Donald had known Carrie Hanley's father when they were teenagers. They'd been at the same high school and then afterwards, when most of the kids left to travel or to go to universities across the country David Hanley had stayed home, married a homebody and gone into teaching. In their youth they had mocked him for having no ambition, no drive to leave the town, but they had all come back in the end and David Hanley had been head teacher at the school where their children and their grandchildren were safe. David had died five or six years ago, about the same time Donald's daughter had died. Carrie Hanley, grown-up and teacher at the same school her dad had taught at, had been living with her folks and Donald guessed she still did.

"How's your mom?" he asked her as they sat in the back of the truck.

She looked up at him and she shrugged, "Oh- ok, I guess," she told him, "she lives with her sister, in Kansas."

"Oh, oh I'm sorry, I thought she was still living with you."

"Not since- since a couple of years back," she shrugged again, "She sends me letters, I think she's doing ok."
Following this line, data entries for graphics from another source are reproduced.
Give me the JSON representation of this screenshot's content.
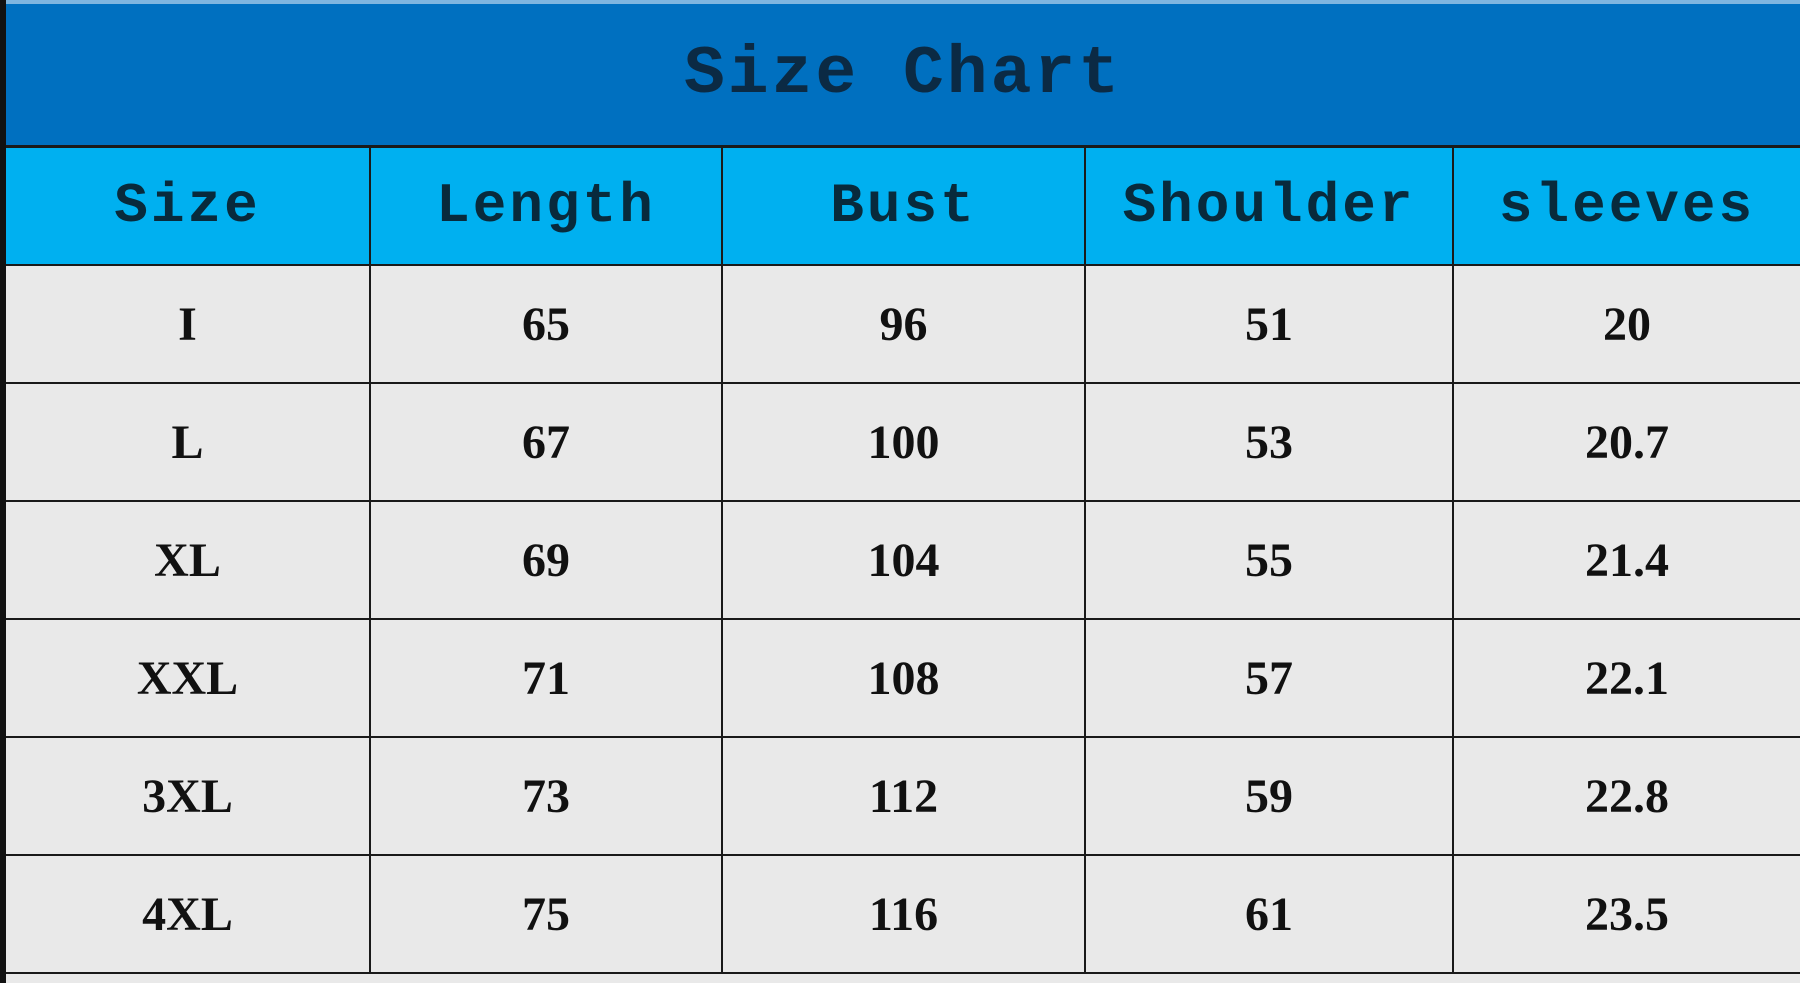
{
  "title": "Size Chart",
  "colors": {
    "title_bg": "#0070c0",
    "header_bg": "#00b0f0",
    "cell_bg": "#e9e9e9"
  },
  "columns": [
    "Size",
    "Length",
    "Bust",
    "Shoulder",
    "sleeves"
  ],
  "rows": [
    [
      "I",
      "65",
      "96",
      "51",
      "20"
    ],
    [
      "L",
      "67",
      "100",
      "53",
      "20.7"
    ],
    [
      "XL",
      "69",
      "104",
      "55",
      "21.4"
    ],
    [
      "XXL",
      "71",
      "108",
      "57",
      "22.1"
    ],
    [
      "3XL",
      "73",
      "112",
      "59",
      "22.8"
    ],
    [
      "4XL",
      "75",
      "116",
      "61",
      "23.5"
    ]
  ]
}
Donald wanted to ask her who she was living with. He didn't like the idea of a young woman being on her own these days. But he knew he couldn't ask something so personal in front of one of her students. He knew he'd never be on his own, Tom was running the farm, he would always be there even if Murph didn't come back.

Ten minutes passed quickly, Stephen told the adults about a book he was reading, Miss Hanley had suggested he do so and it would count as part of his book report, so the adults listened quietly to his retelling of a book about a bunch of animals searching for a better place to live.
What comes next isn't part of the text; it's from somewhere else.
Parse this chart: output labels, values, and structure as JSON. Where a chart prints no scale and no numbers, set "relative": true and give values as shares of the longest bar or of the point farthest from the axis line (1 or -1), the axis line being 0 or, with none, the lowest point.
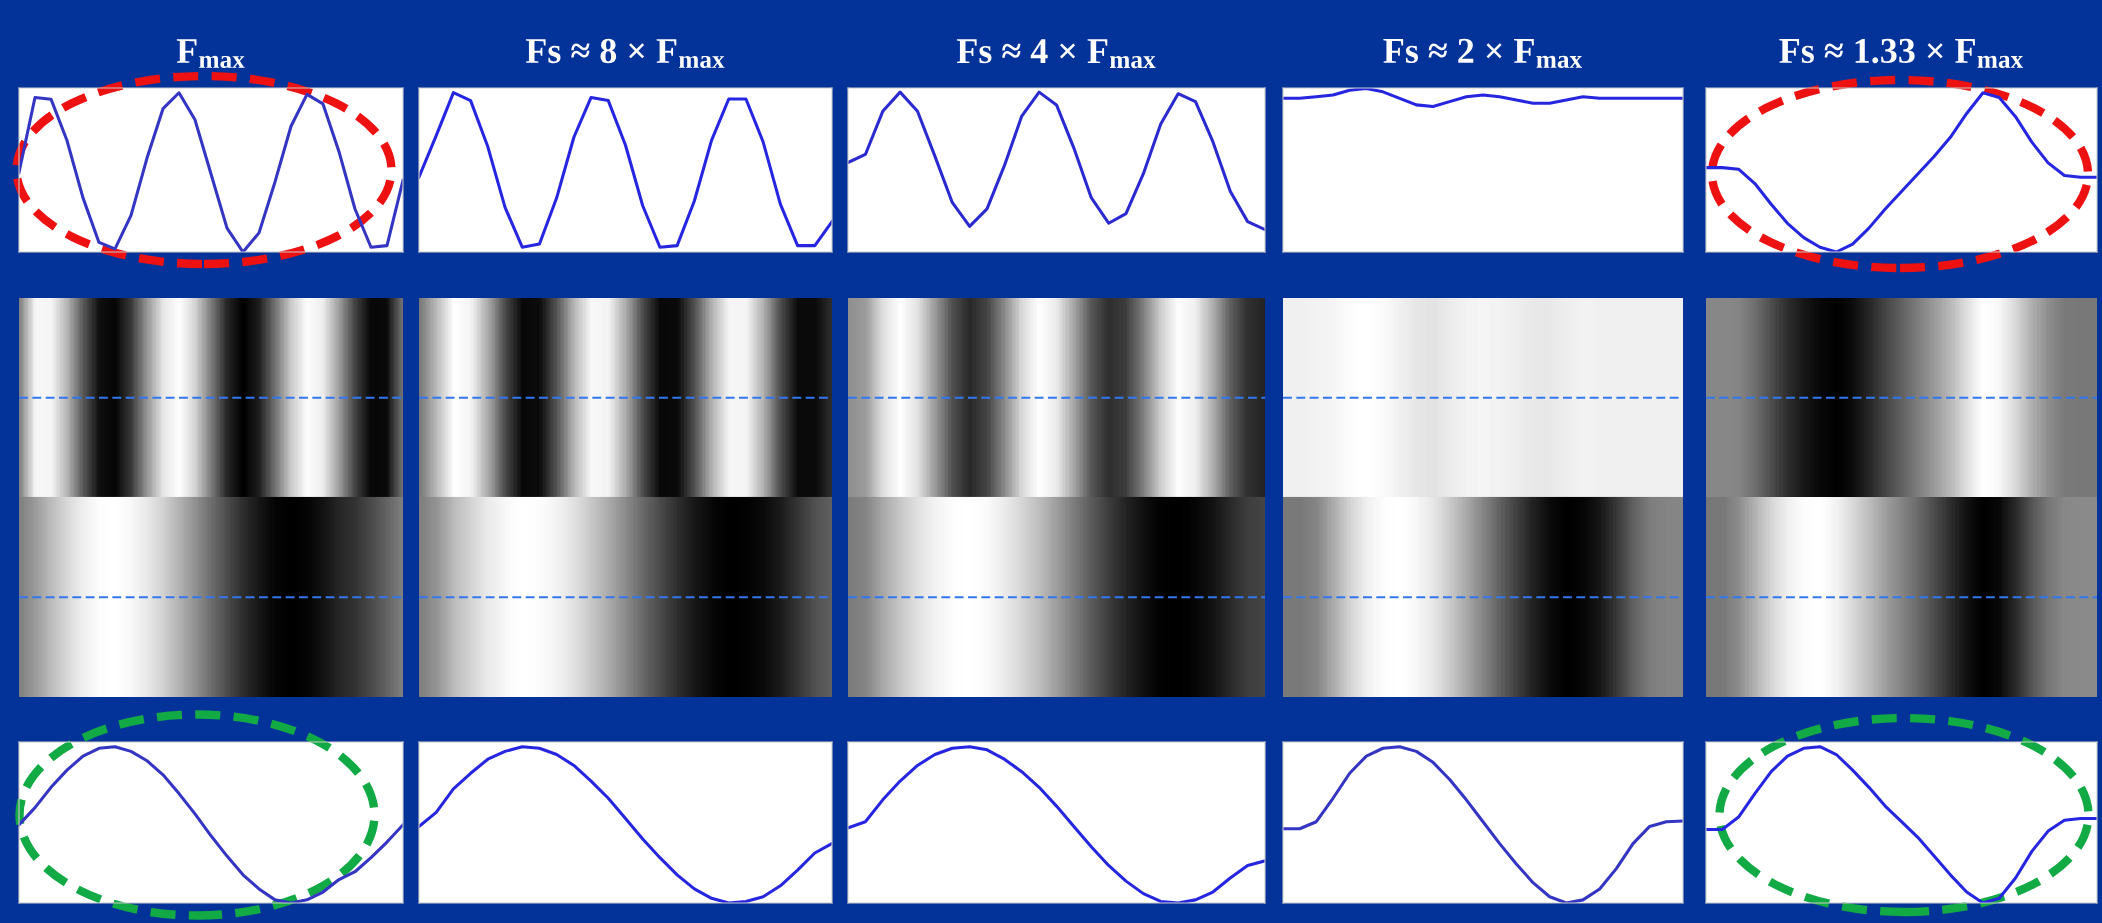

Donald found it depressing and he knew the young woman beside him would be feeling that way too, but the boy was enthusiastic and did not connect the fantasy to reality. Because fantasy was all it was.

They opened the truck doors with their masks still on and closed them gently, the dust had settled and they could see the school but they kept goggles and masks on for safety. "Stephen, walk," Miss Hanley said firmly, "I'll be there in a moment." She watched him walking slowly, enjoying making satisfying tracks in the new layer of dirt on the ground. She looked up at Donald "I'll get the mask off him when we get in, I'll make sure they're cleaned and I'll give them to Murph so you get them back today."

"Thanks," he looked down at her, "And thanks for understanding, about Murph, I mean," he told her, "what you want for her and for all these kids is really decent, I wish we'd had teachers like you and your dad back when I was at school."

"Probably not much cause for it then," she tried, "I mean, you know, " she trailed off and didn't know how to phrase it. His generation was the last of the modern men, they had ruled the world and they could do anything.

"I know," he said. "Goodbye, Miss Hanley, I'll be here to pick up Murph this afternoon, maybe see you later."

He turned and walked to the front seat of his truck this time. "See you later," she agreed and she walked away before he got in, the dust falling in a grey cloud to the ground as he closed the door behind him.